The definition of Affine Invariant Riemannian Metric (AIRM) For any two symmetric positive definite (SPD) matrices $A$ and $B$, the Affine Invariant Riemannian Metric (AIRM) between them is defined as [1], [2]: 
$d(A,B)=||\log (A^{-1/2}B A^{-1/2}) ||_F$,
where $\log(A)$ is the matrix logrithm of $A$, and $||A||_F$ is the Frobenius norm of $A$.
On the other hand, it is also shown that (e.g., see [3])
$d(A,B)=||\log (A^{-1/2}B A^{-1/2}) ||_F = ||\log (A^{-1}B) ||_F$. 
However, when I used Matlab function logm, I found that $||\log (A^{-1/2}B A^{-1/2}) ||_F \ne ||\log (A^{-1}B) ||_F$ at all (but their eigenvalues are the same). 
I was wondering if there is anything wrong with my understanding the definition of AIRM? 
Thanks very much!
[1] R. Bhatia, Positive Definite Matrices. Princeton University Press, 2009.
[2] X. Pennec, P. Fillard, and N. Ayache, “A Riemannian framework for tensor computing,” International Journal of Computer Vision, vol. 66, no. 1, pp. 41–66, 2006.
[3] M. Moakher, “A differential geometric approach to the geometric mean of symmetric Positive-Definite matrices,” SIAM J. Matrix Anal. Appl., vol. 26, no. 3, pp. 735–747, 2005.
[4] I. Horev, F. Yger, and M. Sugiyama, “Geometry-aware principal component analysis for symmetric positive definite matrices,” Machine Learning, 2017. 
 A: Let $A, B$ be symmetric positive definite.
Formula (2.9) in reference [3] reads as follows:
$$
   d(A, B) = \|\mathrm{Log}(A^{-1}B)\|_F = \sqrt{\sum_{i} \log(\lambda_i)^2},
$$
where $\lambda_1, \ldots, \lambda_n$ denote the eigenvalues of $A^{-1}B$.

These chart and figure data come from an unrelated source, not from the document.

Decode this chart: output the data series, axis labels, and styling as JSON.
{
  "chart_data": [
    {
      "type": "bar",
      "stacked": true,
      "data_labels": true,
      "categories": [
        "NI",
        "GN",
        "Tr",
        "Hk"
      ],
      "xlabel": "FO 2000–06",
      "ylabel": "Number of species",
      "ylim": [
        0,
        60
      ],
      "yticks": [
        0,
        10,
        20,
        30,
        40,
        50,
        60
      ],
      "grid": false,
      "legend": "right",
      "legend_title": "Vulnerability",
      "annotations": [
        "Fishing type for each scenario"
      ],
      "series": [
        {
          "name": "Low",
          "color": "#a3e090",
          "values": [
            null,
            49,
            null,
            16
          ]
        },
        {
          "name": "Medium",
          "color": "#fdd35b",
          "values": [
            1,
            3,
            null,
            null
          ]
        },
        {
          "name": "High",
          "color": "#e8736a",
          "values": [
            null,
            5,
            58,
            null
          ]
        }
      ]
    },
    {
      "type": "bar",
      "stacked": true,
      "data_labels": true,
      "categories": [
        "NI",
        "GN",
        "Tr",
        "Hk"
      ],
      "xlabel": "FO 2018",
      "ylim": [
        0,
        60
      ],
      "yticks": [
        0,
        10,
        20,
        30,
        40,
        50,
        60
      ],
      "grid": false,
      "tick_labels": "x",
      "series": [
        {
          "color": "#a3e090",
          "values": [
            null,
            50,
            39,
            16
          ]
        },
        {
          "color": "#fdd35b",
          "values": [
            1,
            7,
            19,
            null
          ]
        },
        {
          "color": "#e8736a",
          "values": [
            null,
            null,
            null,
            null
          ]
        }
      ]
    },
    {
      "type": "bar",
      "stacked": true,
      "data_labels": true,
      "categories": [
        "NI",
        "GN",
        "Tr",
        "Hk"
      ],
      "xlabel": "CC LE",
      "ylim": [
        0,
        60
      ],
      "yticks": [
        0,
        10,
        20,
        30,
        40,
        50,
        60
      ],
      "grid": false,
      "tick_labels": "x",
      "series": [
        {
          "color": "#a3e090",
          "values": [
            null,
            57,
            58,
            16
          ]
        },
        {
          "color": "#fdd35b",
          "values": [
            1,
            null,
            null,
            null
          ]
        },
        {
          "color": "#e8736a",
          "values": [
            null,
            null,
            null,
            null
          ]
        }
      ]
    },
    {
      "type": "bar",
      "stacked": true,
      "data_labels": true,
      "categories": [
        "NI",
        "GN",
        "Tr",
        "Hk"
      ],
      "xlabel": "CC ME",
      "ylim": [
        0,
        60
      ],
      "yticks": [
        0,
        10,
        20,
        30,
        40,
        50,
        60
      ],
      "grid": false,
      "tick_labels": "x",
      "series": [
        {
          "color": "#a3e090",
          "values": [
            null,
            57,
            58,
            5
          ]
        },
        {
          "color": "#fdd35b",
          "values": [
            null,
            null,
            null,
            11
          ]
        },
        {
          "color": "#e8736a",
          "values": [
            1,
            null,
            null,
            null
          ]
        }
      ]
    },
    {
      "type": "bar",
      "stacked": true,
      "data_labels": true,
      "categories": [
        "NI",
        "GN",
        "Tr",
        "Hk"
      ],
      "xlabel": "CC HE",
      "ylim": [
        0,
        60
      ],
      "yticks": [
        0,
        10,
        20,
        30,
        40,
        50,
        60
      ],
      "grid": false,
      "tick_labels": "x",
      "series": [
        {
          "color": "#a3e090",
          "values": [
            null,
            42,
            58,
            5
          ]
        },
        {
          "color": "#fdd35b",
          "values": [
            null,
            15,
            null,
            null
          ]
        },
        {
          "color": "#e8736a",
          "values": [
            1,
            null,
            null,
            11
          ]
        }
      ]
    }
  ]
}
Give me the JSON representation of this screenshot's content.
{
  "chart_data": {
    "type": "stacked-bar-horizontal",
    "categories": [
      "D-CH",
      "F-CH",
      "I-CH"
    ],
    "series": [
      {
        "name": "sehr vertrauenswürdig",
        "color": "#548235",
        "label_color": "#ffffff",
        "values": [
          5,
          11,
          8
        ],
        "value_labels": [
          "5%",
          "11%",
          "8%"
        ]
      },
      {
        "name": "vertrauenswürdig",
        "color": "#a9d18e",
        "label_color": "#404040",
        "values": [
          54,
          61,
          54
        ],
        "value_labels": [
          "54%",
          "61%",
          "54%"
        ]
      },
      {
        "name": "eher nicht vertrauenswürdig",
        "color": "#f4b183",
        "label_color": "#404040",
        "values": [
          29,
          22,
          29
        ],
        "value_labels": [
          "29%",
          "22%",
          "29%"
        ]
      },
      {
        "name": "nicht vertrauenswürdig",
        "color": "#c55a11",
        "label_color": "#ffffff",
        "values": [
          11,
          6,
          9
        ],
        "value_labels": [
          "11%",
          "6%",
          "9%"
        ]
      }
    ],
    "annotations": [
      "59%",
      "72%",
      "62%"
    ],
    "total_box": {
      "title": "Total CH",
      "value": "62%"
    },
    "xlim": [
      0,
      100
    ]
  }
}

The right-most side is equal to the left-most side, but the middle part is incorrect, for the following reason (it has little to do with matrix logarithms):
While $A^{-1} B$ indeed has positive eigenvalues, those eigenvalues are in general different from the singular values of $A^{-1} B$. That is because $A^{-1}B$ may be (and usually is) non-symmetric.
The Frobenius norm computes the 2-norm of the vector of singular values, but we need to compute the 2-norm of the vector of eigenvalues. To execute this computation without explicitly computing the eigenvalues, we can observe that $M^2$ is a matrix whose eigenvalues are the squares of the eigenvalues of $M$, and therefore $\mathrm{Tr}(M^2)$ is the sum of squared eigenvalues of $M$---notice that this is different from computing $\mathrm{Tr}(M^\top M) = \|M\|_F^2$ when $M$ is not symmetric.
So we can write the following:
$$
   d(A, B) = \sqrt{\mathrm{Tr}(\mathrm{Log}(A^{-1}B)\mathrm{Log}(A^{-1}B))} = \sqrt{\sum_{i} \log(\lambda_i)^2}.
$$
That it how the formula is implemented in Manopt.
A: The reason for this is that $\log(A^{-1}B)$ isn't even a symmetric matrix.  Notice that while $A$ and $B$ are symmetric, $A^{-1}B$ isn't necessarily so, even though $A^{-1/2}BA^{-1/2}$ is symmetric positive-definite.  The logarithm likely obscures the way that Matlab computes the Frobenius norm of a matrix.